Relevance Judgement

What it is

A relevance judgement is a human annotation indicating whether a document is relevant to a given query. Relevance judgements serve as ground truth for evaluating IR systems, enabling calculation of metrics (precision, recall, MAP, NDCG). Typically binary (relevant/irrelevant) or graded (not relevant, somewhat relevant, highly relevant).
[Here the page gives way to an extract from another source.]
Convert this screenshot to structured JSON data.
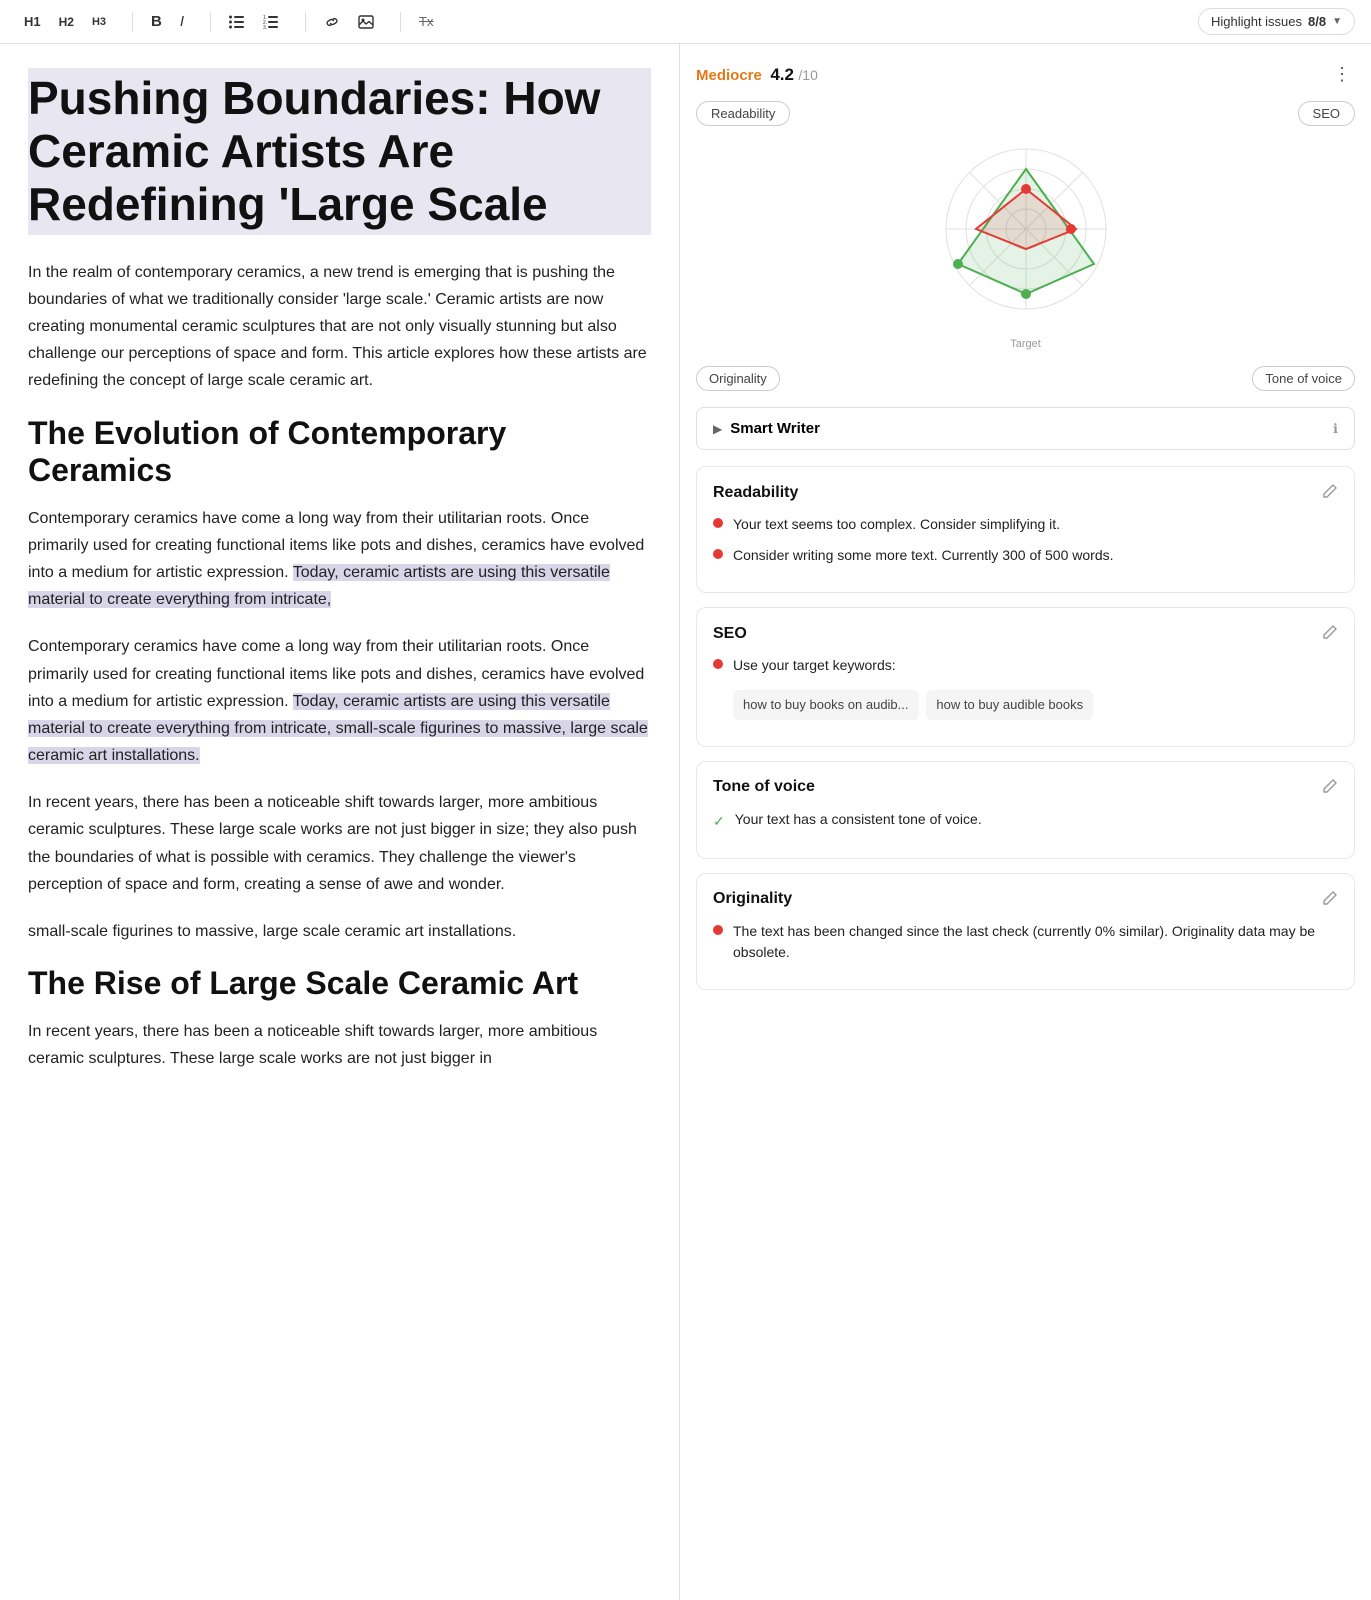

Large collections of judgements form evaluation benchmarks (TREC, CLEF).

[illustrate: Query with set of documents; annotators rating relevance; collection of judgements used for evaluation]

How it works

Binary judgements:
- Relevant (1) or irrelevant (0)
- Simple, low annotator disagreement
- Used in most benchmarks (TREC)
Graded judgements:
- Scale: 0 (irrelevant) to N (perfectly relevant)
- Common: 0–4 or 0–2 scale
- Enables NDCG and similar metrics
Annotation process:
- Assessors review documents for queries
- Provide relevance scores
- Multiple assessors for reliability
- Majority vote or average on disagreements
Agreement metrics:
- Cohen’s κ, Fleiss’ κ
- Typically κ ≥ 0.6–0.8 for acceptable agreement

Example

Query: "best machine learning libraries"

Documents to judge:
1. Scikit-learn tutorial     → judgement: relevant (1)
2. Restaurant menu          → judgement: not relevant (0)
3. TensorFlow guide         → judgement: relevant (1)
4. Sports news              → judgement: not relevant (0)
5. PyTorch documentation    → judgement: highly relevant (1)
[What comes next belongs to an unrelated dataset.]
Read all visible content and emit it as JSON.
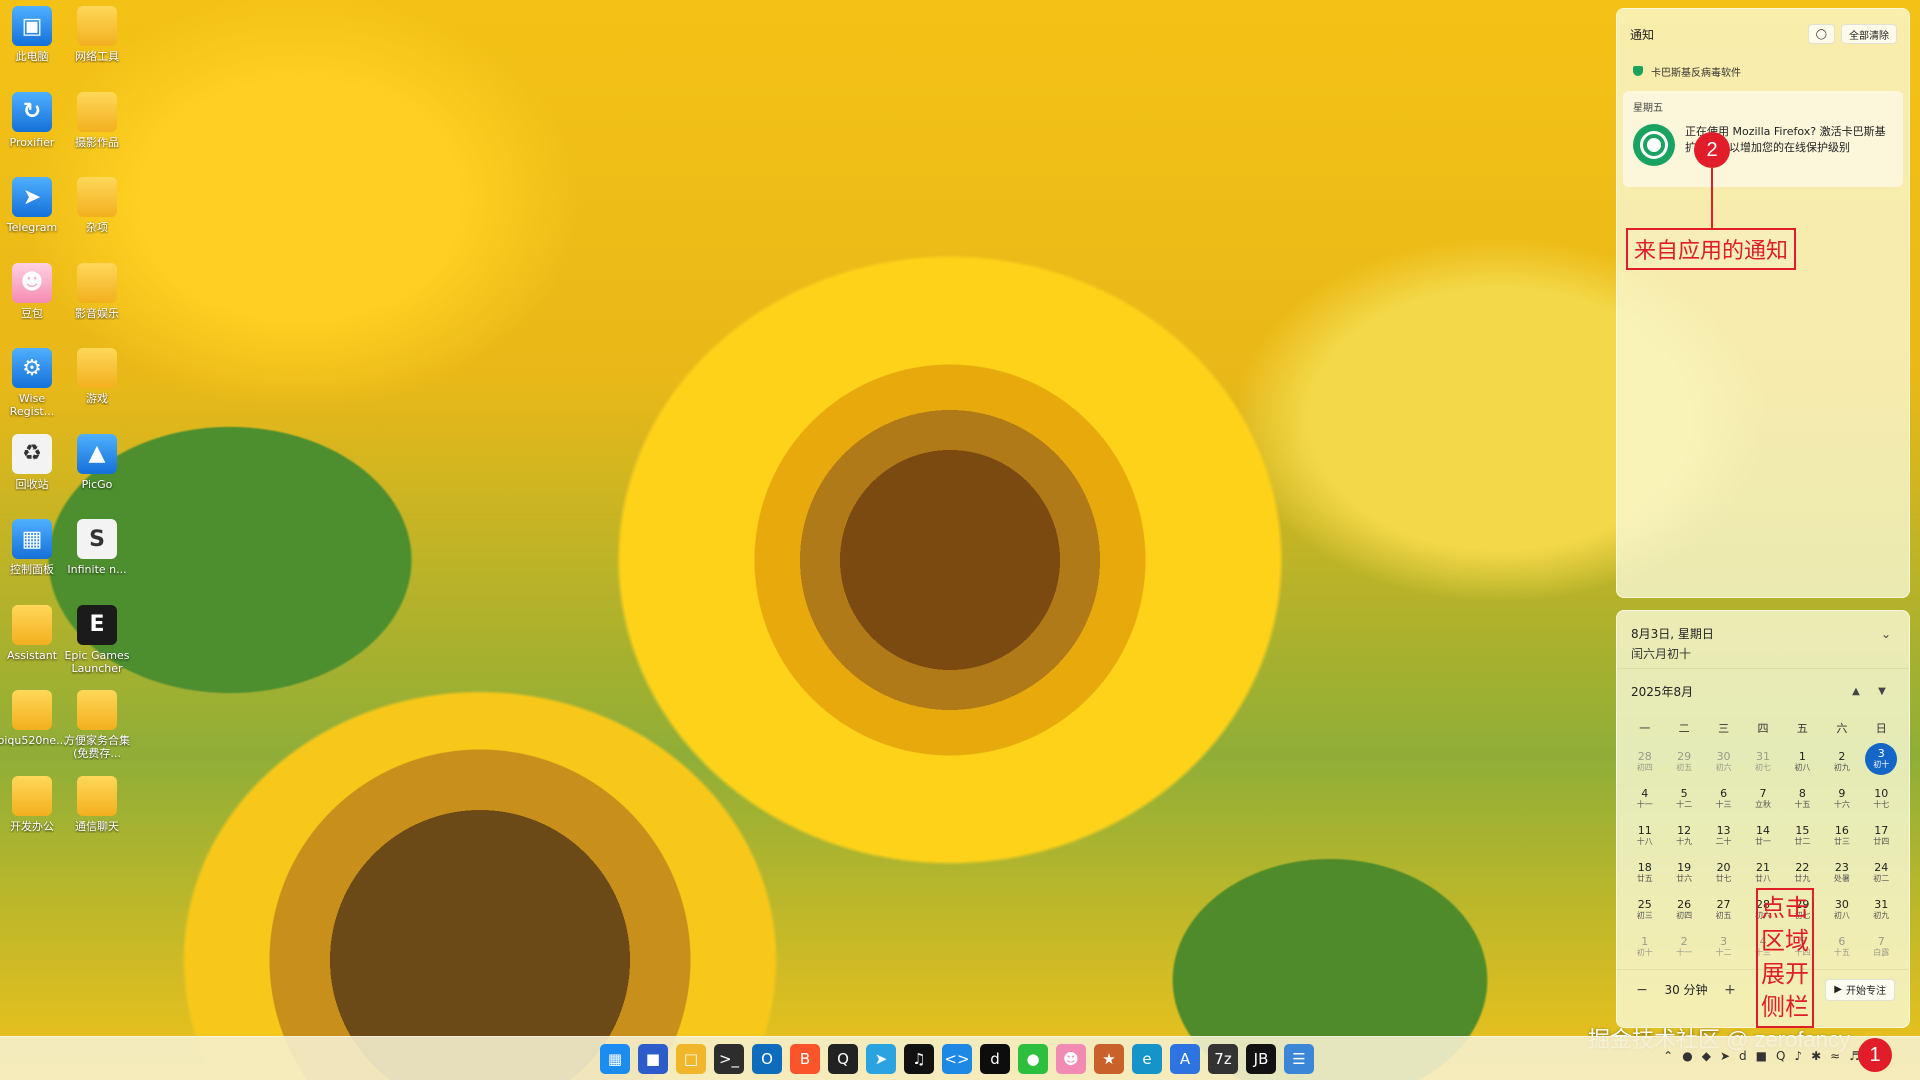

Binary judgements: {1, 0, 1, 0, 1}
Graded (0–2): {2, 0, 2, 0, 2}

These judgements enable:
- Calculating precision/recall
- Evaluating ranking quality (MAP, NDCG)
- Benchmarking IR systems

Variants and history

Relevance judgement tradition dates to TREC (1992+) and IR research. TREC assessments (~100k judgements per year across tasks). NDCG-friendly graded judgements (0–3 scale) became standard. Crowdsourced judgements (Amazon Mechanical Turk, 2010s) reduced cost but required quality control. Weak supervision (click data, implicit relevance) provides noisy alternatives to explicit annotation. Human evaluation remains gold standard but expensive.

When to use it

Collect relevance judgements for:

Creating evaluation benchmarks
System evaluation (comparing algorithms)
Fine-tuning ranking models
Assessing user satisfaction
Building ground truth for new domains

Relevance judgement collection is expensive (~$50–200 per query-document pair). Cost-benefit: substantial upfront investment for reusable benchmark.